What is Grammarly-AI Writing Assistant?

It's a mobile writing tool from Grammarly, Inc. that checks grammar, spelling, punctuation, and tone as you type in other apps. It works through a keyboard-level overlay so you don't have to copy and paste text elsewhere. It also includes an AI rewrite feature that generates alternate versions of your text in different tones or lengths.

2

Is Grammarly-AI Writing Assistant free?

There's a free version that covers basic grammar and spelling checks, but advanced features like vocabulary enhancement, tone adjustments, and most AI rewrites require Grammarly Premium. Users report that free rewrite credits were recently cut down significantly, from 100 per month to one per day. This has frustrated longtime free users who relied on the rewrite tool.

3

Does Grammarly work with any keyboard on Android?

Yes, according to the developer it works alongside keyboards like Gboard or SwiftKey without requiring a switch. Note that Grammarly's own dedicated Android keyboard is being discontinued, so functionality now depends on the overlay/accessibility permission approach instead.

4

Why do some users say Grammarly stops giving suggestions?

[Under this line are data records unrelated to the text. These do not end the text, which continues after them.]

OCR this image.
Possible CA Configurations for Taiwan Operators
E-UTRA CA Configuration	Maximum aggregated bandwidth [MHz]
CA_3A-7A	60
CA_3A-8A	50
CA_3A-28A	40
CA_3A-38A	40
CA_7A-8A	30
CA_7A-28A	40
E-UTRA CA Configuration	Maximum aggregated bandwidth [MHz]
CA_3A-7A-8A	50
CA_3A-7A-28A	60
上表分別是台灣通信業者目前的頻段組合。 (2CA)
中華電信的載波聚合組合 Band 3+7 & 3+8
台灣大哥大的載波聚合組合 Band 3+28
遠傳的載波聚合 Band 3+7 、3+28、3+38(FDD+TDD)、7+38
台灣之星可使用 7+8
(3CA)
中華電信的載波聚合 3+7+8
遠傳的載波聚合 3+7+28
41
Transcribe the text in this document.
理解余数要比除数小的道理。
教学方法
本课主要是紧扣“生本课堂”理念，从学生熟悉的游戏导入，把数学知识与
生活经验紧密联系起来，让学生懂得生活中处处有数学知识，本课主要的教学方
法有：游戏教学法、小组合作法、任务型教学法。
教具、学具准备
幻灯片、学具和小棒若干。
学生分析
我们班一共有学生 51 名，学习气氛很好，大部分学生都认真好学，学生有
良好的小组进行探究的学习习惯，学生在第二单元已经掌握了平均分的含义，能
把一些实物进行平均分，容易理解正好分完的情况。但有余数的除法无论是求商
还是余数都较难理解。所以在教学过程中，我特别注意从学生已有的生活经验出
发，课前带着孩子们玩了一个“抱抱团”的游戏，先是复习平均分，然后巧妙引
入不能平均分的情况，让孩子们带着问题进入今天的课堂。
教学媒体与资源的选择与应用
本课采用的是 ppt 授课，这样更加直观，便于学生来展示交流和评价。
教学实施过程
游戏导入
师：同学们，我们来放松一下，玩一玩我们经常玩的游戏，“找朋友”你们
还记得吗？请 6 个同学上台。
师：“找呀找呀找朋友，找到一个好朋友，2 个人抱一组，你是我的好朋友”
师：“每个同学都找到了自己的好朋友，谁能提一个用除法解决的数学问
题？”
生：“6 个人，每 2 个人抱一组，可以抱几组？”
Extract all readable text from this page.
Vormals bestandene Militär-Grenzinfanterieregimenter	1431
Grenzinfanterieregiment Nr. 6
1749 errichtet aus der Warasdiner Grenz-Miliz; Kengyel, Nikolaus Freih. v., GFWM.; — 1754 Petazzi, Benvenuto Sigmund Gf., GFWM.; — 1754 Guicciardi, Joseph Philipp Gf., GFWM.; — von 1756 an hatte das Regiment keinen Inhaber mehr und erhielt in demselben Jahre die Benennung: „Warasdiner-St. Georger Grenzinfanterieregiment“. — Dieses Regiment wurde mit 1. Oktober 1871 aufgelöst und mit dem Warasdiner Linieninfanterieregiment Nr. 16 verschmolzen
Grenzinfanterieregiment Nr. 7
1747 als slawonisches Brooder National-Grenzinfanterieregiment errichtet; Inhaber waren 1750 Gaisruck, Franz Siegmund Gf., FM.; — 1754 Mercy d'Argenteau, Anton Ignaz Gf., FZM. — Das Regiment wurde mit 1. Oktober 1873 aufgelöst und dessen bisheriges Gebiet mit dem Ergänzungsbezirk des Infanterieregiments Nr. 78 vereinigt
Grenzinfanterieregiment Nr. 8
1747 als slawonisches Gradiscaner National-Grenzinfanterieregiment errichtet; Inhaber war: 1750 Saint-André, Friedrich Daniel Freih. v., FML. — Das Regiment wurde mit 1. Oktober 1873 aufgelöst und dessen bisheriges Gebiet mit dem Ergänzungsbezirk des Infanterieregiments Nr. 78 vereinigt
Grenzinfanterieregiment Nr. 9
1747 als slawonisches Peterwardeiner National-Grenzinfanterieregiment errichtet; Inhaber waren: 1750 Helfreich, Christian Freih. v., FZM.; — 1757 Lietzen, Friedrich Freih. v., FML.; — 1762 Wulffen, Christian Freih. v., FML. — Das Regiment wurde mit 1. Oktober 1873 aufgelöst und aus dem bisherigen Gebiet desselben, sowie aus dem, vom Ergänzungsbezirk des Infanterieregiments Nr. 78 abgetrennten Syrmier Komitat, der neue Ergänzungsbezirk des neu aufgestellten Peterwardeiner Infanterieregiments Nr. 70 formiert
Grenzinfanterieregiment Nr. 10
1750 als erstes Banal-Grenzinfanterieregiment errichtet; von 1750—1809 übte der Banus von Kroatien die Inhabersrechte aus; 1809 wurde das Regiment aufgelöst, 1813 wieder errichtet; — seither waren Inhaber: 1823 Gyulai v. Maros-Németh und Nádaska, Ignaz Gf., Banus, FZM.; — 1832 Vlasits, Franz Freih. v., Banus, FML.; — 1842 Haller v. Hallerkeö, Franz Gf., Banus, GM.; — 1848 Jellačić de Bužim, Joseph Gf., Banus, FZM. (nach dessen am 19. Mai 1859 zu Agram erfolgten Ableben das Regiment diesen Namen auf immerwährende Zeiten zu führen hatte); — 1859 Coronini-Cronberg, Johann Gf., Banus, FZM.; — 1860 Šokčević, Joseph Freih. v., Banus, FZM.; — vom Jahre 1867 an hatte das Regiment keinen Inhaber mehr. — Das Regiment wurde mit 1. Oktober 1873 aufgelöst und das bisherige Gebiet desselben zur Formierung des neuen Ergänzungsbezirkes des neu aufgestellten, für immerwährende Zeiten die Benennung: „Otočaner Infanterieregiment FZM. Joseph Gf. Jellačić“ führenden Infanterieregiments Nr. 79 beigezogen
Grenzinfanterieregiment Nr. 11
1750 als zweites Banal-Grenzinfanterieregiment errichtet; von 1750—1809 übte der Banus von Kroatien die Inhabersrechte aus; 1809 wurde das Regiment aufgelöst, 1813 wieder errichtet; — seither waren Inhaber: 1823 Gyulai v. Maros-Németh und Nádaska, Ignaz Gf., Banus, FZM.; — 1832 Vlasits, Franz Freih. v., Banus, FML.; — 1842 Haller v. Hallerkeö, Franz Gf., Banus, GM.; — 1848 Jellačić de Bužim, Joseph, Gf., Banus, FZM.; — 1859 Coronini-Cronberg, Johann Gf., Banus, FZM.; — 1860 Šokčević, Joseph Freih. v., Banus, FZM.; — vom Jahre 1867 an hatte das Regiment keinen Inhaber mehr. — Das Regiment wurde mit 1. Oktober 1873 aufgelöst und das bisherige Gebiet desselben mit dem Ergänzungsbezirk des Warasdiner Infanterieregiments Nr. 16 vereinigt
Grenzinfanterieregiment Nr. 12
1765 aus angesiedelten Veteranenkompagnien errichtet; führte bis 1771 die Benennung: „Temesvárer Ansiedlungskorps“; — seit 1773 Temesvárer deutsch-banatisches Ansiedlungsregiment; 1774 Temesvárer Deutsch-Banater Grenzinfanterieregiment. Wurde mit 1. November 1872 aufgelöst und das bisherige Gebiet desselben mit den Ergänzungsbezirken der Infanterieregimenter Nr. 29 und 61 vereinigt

Multiple reviewers report the suggestion bubble intermittently disappearing or the app showing 'no more suggestions' even when errors are present. Some found that uninstalling and reinstalling the app temporarily fixes the issue. This appears to be an ongoing reliability problem rather than a one-off bug.

5

Are the AI rewrite suggestions actually good?

They're inconsistent. Some users find them a helpful starting point, especially for accessibility needs, while others say the rewrites can introduce new errors or produce text that doesn't make sense. Treat rewrite suggestions as a draft to edit rather than a final answer.